Results and Discussion
Figure 1 illustrates Specific epithelium; Adjacent lymphoid formations; The underlying connective tissue.
according to the classical histological technique and stained with usual and special stains. From the images with phlegmonous appendicitis, it is noted that appendix changes are variable but characteristic. Macroscopically the appendix appears purple with variable centimeter dimensions. Macroscopically, the appendix may have whitish serosa with purplish areas. Also, from the macroscopic images, the appendix in phlegmonous appendicitis appears thickened, purplish, with the tearing area of the wall. Macroscopically for particular cases presented, the appendix appears covered by pseudomembranes, in the lumen having retained content. There are particular occurrences of acute phlegmonous appendicitis with acute peritonitis. In acute phlegmonous appendicitis on the appendicular empyema and with acute peritonitis, the microscopic appendix appears with specific changes that materialize in the presence of fibrinoleukocyte content, the wall with acute, scattered inflammatory infiltrates, wall dissolution areas, and leukocyte exudates on the peritoneal serosa. Microscopically, the pathognomonic characteristics that plead for the diagnosis of phlegmonous appendicitis are highlighted, and those accompany and strengthen the structural characteristics seen macroscopically on the operative parts. Morpho-pathologically acute phlegmonous appendicitis presents parietal microabscesses that can converge and open to the lumen. By perforating the appendix, the peritoneum (the thin membrane that lines the abdomen inside) becomes infected with bacteria, thus producing peritonitis.

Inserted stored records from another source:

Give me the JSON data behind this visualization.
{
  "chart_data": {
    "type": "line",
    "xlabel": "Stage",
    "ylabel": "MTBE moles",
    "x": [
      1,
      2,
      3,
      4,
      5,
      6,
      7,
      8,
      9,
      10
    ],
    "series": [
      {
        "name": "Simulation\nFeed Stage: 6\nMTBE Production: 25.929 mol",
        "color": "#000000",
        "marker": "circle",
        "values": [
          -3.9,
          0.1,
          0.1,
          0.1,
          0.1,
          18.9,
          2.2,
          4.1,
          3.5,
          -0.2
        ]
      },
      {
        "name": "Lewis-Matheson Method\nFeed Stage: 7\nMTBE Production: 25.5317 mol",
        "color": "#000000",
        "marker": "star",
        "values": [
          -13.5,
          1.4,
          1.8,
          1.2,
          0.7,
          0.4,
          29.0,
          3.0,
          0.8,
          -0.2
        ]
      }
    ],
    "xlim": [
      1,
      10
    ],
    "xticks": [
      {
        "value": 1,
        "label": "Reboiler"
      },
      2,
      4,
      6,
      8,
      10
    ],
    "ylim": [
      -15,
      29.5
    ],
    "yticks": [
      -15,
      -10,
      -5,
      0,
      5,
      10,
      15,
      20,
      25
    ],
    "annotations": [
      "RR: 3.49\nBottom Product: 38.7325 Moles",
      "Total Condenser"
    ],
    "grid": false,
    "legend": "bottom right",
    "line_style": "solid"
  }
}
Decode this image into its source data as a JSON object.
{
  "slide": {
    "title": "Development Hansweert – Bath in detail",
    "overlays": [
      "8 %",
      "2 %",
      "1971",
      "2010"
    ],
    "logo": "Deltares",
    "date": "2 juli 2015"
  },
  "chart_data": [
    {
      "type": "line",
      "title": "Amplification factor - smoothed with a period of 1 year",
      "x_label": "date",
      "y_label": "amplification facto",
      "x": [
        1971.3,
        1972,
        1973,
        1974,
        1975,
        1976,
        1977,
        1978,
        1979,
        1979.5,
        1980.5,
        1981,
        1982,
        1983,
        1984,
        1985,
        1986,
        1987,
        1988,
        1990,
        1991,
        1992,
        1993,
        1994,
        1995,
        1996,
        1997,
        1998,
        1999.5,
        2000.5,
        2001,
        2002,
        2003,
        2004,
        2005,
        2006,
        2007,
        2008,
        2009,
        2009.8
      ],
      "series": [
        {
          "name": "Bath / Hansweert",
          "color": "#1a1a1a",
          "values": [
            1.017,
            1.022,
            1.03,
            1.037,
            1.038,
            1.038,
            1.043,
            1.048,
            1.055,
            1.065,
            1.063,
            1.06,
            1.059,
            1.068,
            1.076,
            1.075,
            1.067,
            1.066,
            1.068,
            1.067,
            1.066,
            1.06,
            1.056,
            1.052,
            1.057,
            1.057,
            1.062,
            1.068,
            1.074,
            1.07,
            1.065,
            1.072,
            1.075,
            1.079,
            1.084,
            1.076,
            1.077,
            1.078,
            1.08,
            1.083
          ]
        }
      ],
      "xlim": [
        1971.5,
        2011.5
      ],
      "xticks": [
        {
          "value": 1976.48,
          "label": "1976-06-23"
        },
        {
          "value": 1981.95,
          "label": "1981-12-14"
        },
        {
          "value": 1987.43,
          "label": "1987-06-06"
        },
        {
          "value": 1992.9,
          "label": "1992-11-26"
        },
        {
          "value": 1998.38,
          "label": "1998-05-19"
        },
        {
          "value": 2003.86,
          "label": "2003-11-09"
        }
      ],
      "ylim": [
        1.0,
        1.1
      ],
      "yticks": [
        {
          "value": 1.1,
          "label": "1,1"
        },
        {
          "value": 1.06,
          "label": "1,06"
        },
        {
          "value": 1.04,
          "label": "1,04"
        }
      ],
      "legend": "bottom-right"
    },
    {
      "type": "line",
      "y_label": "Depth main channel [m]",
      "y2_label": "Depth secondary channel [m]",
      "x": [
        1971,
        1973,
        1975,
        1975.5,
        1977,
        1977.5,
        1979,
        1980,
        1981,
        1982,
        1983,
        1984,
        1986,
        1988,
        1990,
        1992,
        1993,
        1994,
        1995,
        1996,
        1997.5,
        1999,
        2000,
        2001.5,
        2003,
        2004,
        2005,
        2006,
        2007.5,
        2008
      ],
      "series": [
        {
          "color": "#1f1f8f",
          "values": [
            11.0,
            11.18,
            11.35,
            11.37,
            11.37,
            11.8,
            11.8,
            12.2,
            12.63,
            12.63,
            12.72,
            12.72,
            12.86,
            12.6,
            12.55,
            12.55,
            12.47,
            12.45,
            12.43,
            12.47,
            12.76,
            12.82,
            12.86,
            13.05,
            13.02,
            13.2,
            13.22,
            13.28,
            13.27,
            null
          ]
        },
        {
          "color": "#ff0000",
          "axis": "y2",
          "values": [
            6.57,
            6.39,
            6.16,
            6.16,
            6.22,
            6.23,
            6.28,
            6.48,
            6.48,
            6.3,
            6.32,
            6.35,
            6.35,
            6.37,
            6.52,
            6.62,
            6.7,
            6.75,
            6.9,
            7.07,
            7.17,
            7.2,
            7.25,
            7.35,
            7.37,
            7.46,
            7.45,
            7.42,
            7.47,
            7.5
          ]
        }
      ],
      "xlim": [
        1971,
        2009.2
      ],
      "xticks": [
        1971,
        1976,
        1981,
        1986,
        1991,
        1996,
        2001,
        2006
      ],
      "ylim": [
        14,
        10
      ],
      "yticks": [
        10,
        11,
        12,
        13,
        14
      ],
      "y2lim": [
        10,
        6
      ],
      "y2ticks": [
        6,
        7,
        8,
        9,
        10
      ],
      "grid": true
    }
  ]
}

Peritonitis is a serious, life– threatening complication. This is a serious condition that requires urgent attention. Most often, the doctor can diagnose acute appendicitis based on the symptoms (presented above), the medical history and the physical examination of the patient. However, medical personnel may be needed to conduct further diagnosis and investigations, such as blood and urine tests, ultrasound, radiology, or magnetic resonance imaging (MRI). These investigations are necessary to help to guide the diagnosis, implicitly to differentiate from other conditions with similar symptoms.
Conclusions
It is important to clarify the misunderstood epidemiological features of appendicitis.
Perforating and non-perforating appendicitis appear to be separate entities, and as the need to spontaneously resolve appendicitis is essential having better reference materials to enable medical staff to make the correct decision is essential; this paper seeks to add to this area of knowledge. Ensuring that the diagnosis is correct can have important implications for the management of appendicitis suspicion. This must be supplemented with histological; assessments together with important personal, heredocolateral antecedents in the patient's pathological history. For example, determining the lymphocytopenia and neutrophil-lymphocyte ratio can predict bacteremia better than conventional infection markers in an emergency care unit. The histopathological stain remains important for such determinations.
Innovations and breakthroughs
The authors strongly emphasize and recommend that all appendectomy specimens be examined by histopathological analysis, even if the specimens have a normally coarse appearance.